11.12 Einordnung in die Nachfolge- und Vermögensplanungsberatung

In der Nachfolge- und Vermögensplanung werden ausländische Stiftungen und Trusts regelmäßig als Instrumente der Vermögensbindung, der Nachlasssteuerung und der Governance eingesetzt. Die steuerliche Attraktivität hängt dabei nicht allein von Steuersätzen ab, sondern auch von Rechtssicherheit, Planbarkeit und administrativer Beherrschbarkeit. Der Entwurf adressiert dieses Spannungsfeld, indem er einerseits eine Niedrigsteuergrenze einführt, andererseits aber neue, teilweise unbestimmte Prüfmaßstäbe etabliert.[13][14]

Für die Beratungspraxis ist daher entscheidend, frühzeitig zwischen drei Ebenen zu unterscheiden. Auf der ersten Ebene steht die zivilrechtliche und governancebezogene Struktur, insbesondere die Frage der tatsächlichen Verselbstständigung und des Einflusses von Stifter und Begünstigten. Auf der zweiten Ebene steht die steuerliche Qualifikation der Einkünfte und die Niedrigsteuerprüfung. Auf der dritten Ebene steht die verfahrensrechtliche Beherrschbarkeit, also die Frage, ob die erforderlichen Informationen und Nachweise tatsächlich beschafft werden können. Je nachdem, wie diese Ebenen beantwortet werden, können die Risiken der Zurechnungsbesteuerung deutlich variieren.[7][8]

11.13 Zusammenfassung der zentralen Streitfragen und Diskussionspunkte

Für die künftige Diskussion und für die gerichtliche Überprüfung werden voraussichtlich insbesondere folgende Streitfragen prägend sein. Es ist erstens zu klären, ob die Niedrigbesteuerung auf Ebene einzelner Einkunftsquellen, auf Ebene der gesamten Stiftungseinkünfte oder nach einer Zwischenbetrachtung zu prüfen ist. Ohne klare gesetzliche Vorgabe sind divergierende Auslegungen zwischen Steuerpflichtigen und Finanzverwaltung naheliegend.[5]
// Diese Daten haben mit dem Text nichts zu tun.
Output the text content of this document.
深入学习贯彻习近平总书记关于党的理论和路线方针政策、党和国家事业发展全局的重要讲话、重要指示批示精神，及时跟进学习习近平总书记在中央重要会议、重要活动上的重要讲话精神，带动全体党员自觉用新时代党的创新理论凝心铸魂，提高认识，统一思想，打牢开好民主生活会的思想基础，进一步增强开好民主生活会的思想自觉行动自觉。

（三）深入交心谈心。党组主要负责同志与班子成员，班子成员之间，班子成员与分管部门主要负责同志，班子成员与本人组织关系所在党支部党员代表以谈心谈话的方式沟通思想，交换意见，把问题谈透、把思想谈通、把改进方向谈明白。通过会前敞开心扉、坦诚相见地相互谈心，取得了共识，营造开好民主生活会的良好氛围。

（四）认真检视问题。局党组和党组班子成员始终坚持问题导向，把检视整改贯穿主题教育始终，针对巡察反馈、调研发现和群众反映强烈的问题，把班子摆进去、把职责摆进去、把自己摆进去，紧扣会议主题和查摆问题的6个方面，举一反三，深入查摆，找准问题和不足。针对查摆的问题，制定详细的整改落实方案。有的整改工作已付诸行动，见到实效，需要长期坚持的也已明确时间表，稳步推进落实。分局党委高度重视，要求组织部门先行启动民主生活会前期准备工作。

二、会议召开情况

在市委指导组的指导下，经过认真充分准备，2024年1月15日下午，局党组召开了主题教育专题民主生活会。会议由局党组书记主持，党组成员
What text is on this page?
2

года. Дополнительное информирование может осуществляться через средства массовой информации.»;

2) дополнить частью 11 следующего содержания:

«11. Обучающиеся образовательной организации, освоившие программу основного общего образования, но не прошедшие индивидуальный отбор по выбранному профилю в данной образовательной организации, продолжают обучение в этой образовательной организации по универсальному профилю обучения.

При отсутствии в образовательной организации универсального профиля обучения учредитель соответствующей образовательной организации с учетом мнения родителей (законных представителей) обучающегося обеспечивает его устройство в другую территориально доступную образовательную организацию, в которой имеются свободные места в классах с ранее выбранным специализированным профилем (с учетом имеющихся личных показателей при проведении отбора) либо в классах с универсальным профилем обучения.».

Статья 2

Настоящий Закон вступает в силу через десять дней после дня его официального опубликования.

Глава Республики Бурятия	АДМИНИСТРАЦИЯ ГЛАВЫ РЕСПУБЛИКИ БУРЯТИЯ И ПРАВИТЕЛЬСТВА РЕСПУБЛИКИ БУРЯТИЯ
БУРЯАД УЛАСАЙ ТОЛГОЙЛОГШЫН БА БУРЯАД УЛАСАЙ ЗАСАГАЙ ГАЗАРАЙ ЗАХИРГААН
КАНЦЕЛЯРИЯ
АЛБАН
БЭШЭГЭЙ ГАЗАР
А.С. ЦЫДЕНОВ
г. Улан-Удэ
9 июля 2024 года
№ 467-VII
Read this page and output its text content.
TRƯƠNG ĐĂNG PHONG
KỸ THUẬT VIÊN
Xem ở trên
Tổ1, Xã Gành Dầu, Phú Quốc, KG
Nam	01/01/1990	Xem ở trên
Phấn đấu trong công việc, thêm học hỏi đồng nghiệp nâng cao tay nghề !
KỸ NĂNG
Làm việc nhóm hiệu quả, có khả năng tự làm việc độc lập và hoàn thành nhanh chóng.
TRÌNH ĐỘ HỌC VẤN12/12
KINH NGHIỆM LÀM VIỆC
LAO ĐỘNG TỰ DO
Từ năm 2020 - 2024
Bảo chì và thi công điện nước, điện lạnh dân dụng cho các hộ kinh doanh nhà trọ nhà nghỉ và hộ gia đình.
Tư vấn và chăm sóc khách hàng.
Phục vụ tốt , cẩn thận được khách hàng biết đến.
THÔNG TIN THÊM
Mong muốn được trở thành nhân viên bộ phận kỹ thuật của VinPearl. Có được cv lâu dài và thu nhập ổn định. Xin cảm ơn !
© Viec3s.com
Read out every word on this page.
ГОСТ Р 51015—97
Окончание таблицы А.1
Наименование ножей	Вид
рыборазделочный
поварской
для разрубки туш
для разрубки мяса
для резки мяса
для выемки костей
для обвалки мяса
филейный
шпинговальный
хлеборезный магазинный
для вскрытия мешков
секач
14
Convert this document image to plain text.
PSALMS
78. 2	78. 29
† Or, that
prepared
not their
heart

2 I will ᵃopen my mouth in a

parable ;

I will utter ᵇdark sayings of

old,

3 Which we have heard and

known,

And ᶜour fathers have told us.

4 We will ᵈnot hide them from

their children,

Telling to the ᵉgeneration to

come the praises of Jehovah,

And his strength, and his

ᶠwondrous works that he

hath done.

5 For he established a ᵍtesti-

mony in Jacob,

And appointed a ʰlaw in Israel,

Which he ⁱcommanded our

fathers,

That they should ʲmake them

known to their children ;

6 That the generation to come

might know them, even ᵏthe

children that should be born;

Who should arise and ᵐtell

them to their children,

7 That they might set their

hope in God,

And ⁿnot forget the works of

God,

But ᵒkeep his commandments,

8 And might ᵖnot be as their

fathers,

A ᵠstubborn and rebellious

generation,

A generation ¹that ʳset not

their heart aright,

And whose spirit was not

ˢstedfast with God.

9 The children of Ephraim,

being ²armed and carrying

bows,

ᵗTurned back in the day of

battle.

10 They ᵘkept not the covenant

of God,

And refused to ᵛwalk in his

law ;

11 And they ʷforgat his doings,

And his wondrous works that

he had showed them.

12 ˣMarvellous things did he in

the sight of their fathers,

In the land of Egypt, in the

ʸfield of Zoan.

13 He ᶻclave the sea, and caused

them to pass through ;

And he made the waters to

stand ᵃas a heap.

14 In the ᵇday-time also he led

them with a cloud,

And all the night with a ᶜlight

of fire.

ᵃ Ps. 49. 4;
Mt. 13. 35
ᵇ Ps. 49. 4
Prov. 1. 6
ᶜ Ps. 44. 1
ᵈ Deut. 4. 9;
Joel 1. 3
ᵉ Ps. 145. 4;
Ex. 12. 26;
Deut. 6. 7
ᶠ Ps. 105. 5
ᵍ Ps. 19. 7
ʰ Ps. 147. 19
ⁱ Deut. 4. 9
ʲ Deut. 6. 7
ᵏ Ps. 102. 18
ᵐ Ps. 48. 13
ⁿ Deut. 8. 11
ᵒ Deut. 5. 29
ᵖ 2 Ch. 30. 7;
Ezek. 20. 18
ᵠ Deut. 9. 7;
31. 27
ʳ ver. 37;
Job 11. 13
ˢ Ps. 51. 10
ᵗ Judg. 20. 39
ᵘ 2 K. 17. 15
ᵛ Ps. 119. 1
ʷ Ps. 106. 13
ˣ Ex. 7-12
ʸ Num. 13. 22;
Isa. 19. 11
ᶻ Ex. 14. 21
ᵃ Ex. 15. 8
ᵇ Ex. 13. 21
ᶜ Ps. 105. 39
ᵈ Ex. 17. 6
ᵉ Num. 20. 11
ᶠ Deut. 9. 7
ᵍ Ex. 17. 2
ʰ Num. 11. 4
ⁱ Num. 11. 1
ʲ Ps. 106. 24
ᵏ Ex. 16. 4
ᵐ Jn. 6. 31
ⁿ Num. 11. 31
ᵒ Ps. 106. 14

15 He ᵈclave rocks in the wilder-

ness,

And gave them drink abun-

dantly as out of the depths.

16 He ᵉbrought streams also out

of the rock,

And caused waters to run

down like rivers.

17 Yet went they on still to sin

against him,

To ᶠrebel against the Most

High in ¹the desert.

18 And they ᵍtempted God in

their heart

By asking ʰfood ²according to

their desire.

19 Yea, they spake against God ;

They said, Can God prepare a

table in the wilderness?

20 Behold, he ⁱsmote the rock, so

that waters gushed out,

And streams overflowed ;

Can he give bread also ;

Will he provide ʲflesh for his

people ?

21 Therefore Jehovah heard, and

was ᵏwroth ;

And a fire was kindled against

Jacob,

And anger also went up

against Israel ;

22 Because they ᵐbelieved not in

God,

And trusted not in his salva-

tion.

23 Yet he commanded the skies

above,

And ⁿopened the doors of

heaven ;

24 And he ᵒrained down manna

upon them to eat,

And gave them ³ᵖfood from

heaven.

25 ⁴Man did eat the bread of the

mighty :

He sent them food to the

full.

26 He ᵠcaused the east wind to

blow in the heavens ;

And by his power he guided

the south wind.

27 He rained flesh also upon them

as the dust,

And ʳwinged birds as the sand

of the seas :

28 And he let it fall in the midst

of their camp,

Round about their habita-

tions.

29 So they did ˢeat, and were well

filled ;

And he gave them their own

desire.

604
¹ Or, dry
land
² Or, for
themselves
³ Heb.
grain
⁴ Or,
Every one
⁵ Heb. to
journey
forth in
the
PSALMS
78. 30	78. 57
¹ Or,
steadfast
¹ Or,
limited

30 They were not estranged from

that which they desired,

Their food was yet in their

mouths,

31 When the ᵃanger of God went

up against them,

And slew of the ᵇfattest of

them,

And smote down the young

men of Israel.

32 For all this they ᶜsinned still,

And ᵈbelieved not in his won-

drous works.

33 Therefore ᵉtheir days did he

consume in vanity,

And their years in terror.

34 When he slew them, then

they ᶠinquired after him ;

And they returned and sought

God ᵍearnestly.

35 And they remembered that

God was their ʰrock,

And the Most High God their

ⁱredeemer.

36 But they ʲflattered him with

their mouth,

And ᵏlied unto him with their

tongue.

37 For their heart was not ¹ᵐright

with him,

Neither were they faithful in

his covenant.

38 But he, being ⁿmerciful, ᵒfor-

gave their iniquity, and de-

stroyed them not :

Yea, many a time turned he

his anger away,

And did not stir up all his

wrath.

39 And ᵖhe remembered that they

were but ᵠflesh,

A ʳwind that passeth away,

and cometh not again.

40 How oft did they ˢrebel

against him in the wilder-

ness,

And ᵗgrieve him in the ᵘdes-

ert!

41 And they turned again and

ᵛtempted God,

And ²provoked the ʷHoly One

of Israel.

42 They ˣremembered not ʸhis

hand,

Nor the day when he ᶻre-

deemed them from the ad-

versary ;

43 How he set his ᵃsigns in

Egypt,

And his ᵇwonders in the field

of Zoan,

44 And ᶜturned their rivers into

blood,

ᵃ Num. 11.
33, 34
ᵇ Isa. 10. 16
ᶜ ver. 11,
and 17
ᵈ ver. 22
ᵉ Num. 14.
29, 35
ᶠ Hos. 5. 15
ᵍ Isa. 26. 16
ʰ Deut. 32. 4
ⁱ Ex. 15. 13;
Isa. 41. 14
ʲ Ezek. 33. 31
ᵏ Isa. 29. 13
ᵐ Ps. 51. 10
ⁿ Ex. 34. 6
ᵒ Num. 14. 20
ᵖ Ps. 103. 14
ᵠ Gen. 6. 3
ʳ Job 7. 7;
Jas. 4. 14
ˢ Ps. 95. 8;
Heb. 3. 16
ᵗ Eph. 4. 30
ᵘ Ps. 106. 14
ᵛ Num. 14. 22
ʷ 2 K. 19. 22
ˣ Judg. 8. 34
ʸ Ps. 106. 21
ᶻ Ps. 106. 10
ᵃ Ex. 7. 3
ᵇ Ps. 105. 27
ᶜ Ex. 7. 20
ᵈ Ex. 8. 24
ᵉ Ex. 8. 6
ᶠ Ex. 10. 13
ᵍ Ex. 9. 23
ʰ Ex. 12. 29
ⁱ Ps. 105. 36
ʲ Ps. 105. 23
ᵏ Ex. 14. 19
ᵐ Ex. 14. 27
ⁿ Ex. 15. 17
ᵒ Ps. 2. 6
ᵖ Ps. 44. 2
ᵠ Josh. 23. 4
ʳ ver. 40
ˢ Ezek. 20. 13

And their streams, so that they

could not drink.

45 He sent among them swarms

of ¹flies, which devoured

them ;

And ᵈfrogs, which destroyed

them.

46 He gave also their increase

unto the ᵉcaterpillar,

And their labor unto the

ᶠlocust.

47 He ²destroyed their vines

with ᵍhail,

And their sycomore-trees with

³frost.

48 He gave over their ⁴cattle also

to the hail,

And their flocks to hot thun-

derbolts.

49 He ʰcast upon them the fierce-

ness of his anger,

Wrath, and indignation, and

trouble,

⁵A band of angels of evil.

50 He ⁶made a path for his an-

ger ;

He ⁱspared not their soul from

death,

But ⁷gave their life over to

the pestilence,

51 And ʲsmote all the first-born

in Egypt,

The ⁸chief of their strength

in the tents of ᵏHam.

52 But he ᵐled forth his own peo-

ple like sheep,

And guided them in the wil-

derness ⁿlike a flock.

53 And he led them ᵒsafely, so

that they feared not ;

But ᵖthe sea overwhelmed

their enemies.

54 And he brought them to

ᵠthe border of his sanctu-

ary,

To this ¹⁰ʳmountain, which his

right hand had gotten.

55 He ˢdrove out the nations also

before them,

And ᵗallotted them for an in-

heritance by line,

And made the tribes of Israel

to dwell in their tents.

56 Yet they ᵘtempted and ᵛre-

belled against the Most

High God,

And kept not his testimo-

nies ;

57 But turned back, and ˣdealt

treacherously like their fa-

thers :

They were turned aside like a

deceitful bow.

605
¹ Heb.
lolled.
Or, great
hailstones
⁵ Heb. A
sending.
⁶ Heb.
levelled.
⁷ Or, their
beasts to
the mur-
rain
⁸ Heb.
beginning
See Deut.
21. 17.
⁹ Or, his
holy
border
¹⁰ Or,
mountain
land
Zweitens wird die Auslegung des Begriffs der künstlichen Gestaltung zentral sein. Hier wird sich entscheiden, ob die Reform tatsächlich Rechtssicherheit schafft oder ob sie neue Unsicherheiten erzeugt, die erst durch Jahre der Rechtsprechung ausgefüllt werden. Die Verbände fordern hierfür übereinstimmend objektive Kriterien und Regelbeispiele sowie eine Begrenzung der Nachweispflichten.[4][6][7][9]

Drittens wird die Frage der Reichweite des Gegenbeweises und seine Wirkung in mehrstufigen Strukturen streitentscheidend sein. Der Entwurf geht davon aus, dass die Intransparenz der Stiftung bei nachgeschalteten Gesellschaften nicht durchschlägt. Mehrere Stellungnahmen sehen darin einen systematischen Bruch und regen eine Überarbeitung an, um Gleichbehandlung zwischen Direktanlage und Anlage über Gesellschaften zu gewährleisten.[6][7]

Viertens werden Bewertungs- und Quotenfragen ein erhebliches Konfliktfeld bleiben. Ohne Typisierungen droht eine Zunahme von Streitverfahren, in denen nicht die materielle Missbrauchsfrage, sondern die Wertermittlung im Vordergrund steht. Aus Vollzugssicht ist deshalb eine Balance zwischen materieller Präzision und praktischer Handhabbarkeit erforderlich.[8]